Benché queste siano lotte che dovrebbero essere abbracciate da molta parte del mondo, prima di usare una parola straniera, valuto importante capirne la storia e la provenienza. Come si sa, gli Stati Uniti sono stati teatro di lotte contro la discriminazione, diritti uguali per tutti; oltre allo schiavismo, apice della bruttezza dell’essere umano, ci sono state battaglie importanti anche negli anni sessanta e settanta, con Martin Luther King e Malcom X per primi e poi con i Black Panther, i movimenti sovversivi underground; le battaglie per i diritti di gay e lesbiche newyorkesi sono storiche, iconiche. In Italia ci sono state altre battaglie, altrettanto importanti per la cultura e società italiana, ma fino a tre settimane fa, quando ero a Milano, le uniche persone di colore diverso dal mio le ho viste con una mano tesa fuori dai supermercati. Come si può dunque utilizzare un termine così impregnato di cultura afroamericana ed usarlo in un contesto completamente diverso? Forse sono anch’io un po’ woke, ma puzza molto di appropriazione culturale, addirittura sminuisce l’importanza che ha tuttora negli Stati Uniti. Il discorso sui diritti della popolazione LGBTQ è identico: in Italia, Paese sfortunatamente molto cattolico, si sta ancora parlando di diritti che qui sono stati conquistati vent’anni fa.

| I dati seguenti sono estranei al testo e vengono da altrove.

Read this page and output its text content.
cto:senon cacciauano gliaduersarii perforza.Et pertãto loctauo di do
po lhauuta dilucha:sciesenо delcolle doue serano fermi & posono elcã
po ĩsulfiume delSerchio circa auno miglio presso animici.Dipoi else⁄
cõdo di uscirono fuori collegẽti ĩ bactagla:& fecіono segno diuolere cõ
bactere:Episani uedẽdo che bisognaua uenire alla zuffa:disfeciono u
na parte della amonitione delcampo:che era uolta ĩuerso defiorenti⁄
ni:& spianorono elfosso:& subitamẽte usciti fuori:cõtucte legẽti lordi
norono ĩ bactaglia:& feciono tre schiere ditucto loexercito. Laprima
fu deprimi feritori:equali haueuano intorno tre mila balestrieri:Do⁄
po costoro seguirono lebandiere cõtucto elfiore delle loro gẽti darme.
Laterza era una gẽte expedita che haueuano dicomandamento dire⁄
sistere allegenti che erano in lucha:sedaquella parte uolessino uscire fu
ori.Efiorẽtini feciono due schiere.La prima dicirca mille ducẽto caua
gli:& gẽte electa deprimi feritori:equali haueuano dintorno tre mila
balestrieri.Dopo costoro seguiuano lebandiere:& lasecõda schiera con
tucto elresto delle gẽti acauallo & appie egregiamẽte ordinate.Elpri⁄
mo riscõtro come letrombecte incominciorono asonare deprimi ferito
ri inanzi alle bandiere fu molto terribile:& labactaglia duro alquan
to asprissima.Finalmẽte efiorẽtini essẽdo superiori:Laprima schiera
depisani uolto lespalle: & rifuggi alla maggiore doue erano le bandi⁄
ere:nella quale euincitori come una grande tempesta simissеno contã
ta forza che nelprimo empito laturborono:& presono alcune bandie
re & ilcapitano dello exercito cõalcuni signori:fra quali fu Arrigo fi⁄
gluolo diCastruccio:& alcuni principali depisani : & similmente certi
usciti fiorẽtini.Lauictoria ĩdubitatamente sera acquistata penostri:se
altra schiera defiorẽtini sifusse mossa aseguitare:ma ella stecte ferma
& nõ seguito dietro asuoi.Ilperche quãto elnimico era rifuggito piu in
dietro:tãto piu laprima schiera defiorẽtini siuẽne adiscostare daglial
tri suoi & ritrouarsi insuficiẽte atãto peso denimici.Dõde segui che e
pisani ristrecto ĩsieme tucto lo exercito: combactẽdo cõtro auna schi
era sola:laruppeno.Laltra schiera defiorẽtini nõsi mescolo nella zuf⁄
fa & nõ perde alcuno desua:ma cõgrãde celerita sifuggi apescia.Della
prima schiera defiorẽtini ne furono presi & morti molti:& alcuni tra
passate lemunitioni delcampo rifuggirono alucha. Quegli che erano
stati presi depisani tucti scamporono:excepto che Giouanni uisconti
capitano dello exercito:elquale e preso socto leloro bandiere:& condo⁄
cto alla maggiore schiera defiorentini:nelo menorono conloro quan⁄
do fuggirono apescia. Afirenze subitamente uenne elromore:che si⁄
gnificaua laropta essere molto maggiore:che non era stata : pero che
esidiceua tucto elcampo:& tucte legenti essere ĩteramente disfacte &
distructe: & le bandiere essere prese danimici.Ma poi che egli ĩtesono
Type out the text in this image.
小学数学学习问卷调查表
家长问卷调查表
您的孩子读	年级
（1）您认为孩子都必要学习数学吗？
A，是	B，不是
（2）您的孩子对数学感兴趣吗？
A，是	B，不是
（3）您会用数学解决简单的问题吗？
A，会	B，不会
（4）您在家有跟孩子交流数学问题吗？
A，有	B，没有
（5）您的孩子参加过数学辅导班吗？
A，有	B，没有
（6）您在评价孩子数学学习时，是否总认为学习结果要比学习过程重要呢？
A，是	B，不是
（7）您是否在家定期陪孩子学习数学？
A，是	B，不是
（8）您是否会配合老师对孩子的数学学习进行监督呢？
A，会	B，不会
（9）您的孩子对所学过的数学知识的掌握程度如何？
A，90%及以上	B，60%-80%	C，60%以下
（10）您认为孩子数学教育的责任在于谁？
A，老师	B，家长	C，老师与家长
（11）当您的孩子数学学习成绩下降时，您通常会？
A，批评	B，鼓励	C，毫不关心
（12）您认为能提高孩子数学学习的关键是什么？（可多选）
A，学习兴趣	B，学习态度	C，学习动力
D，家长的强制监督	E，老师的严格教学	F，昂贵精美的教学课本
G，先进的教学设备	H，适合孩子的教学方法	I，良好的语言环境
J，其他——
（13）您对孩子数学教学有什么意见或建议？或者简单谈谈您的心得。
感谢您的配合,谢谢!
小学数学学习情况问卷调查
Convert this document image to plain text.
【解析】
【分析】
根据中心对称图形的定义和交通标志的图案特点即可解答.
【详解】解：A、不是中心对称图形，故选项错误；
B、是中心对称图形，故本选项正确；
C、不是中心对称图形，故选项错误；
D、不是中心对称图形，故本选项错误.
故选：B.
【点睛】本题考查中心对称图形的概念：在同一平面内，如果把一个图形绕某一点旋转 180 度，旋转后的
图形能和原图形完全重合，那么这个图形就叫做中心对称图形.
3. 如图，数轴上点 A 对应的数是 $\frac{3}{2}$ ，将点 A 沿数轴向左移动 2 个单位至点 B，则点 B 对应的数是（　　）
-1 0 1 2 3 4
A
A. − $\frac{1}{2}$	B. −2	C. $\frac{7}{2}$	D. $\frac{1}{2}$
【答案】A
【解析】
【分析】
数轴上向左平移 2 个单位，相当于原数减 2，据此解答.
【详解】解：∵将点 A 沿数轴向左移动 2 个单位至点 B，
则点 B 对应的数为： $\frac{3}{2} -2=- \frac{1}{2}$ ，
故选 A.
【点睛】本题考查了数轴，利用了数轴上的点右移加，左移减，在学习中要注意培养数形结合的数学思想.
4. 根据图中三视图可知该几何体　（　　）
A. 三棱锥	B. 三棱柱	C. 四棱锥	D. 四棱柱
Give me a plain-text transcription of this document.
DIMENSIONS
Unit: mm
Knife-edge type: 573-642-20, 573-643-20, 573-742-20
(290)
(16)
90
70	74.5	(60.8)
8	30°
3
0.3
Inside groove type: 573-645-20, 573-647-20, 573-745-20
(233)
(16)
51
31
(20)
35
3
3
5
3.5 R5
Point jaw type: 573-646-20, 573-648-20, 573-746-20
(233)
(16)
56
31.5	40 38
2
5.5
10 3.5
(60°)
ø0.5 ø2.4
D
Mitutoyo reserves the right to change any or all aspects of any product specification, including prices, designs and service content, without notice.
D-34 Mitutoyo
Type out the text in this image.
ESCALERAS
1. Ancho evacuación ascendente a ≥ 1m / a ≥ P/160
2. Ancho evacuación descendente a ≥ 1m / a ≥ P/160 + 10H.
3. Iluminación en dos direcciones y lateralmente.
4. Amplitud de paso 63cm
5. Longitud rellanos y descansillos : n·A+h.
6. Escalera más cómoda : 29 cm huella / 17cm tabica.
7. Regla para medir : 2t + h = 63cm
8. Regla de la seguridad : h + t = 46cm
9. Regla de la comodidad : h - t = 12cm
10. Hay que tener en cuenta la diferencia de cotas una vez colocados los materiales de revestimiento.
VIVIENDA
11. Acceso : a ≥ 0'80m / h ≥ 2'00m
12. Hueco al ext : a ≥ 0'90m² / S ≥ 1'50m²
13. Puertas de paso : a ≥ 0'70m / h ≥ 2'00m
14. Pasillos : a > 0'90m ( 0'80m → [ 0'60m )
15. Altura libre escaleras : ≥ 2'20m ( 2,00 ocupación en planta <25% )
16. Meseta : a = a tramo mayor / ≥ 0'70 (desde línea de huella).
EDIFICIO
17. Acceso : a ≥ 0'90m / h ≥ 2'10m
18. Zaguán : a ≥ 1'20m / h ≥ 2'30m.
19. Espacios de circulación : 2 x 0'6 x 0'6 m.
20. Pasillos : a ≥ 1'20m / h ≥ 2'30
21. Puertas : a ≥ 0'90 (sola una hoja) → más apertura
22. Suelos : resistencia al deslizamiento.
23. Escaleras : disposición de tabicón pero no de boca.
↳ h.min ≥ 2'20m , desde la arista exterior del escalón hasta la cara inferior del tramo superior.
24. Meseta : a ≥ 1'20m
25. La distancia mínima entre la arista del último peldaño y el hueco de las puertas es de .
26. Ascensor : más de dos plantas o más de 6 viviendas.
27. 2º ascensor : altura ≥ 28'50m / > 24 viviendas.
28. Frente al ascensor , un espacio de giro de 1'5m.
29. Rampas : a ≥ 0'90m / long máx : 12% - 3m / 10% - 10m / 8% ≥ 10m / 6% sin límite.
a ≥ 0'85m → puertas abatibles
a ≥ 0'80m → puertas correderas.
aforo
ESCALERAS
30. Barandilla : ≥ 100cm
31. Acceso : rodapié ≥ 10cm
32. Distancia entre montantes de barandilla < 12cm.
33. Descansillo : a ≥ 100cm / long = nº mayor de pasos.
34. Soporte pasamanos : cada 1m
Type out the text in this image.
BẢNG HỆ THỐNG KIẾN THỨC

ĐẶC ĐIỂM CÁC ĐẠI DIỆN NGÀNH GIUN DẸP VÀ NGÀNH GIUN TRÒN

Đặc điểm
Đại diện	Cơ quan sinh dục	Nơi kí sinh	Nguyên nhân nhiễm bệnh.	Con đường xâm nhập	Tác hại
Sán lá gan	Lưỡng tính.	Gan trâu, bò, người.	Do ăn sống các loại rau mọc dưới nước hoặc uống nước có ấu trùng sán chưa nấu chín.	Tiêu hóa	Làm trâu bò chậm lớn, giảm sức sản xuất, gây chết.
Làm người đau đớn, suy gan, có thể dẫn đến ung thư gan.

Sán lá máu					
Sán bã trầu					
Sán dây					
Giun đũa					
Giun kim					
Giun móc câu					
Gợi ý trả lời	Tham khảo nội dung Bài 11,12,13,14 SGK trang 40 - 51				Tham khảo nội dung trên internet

Queste considerazioni possono essere fatte anche per questioni molto meno importanti: l’espropriazione di Halloween, del tacchino a novembre, i milioni di termini anglosassoni entrati nella lingua italiana a cui si danno significati diversi da quelli originali, non sono che piccoli esempi di come superficiali siamo diventati tutti noi, di quanto riusciamo a strappare i significati anche più profondi a parole e concetti per poterle usare e fare quelli che sono all’avanguardia.
È un po’ come chiamare partigiani gli americani che occupano il Campidoglio per salvare l’America: anche no.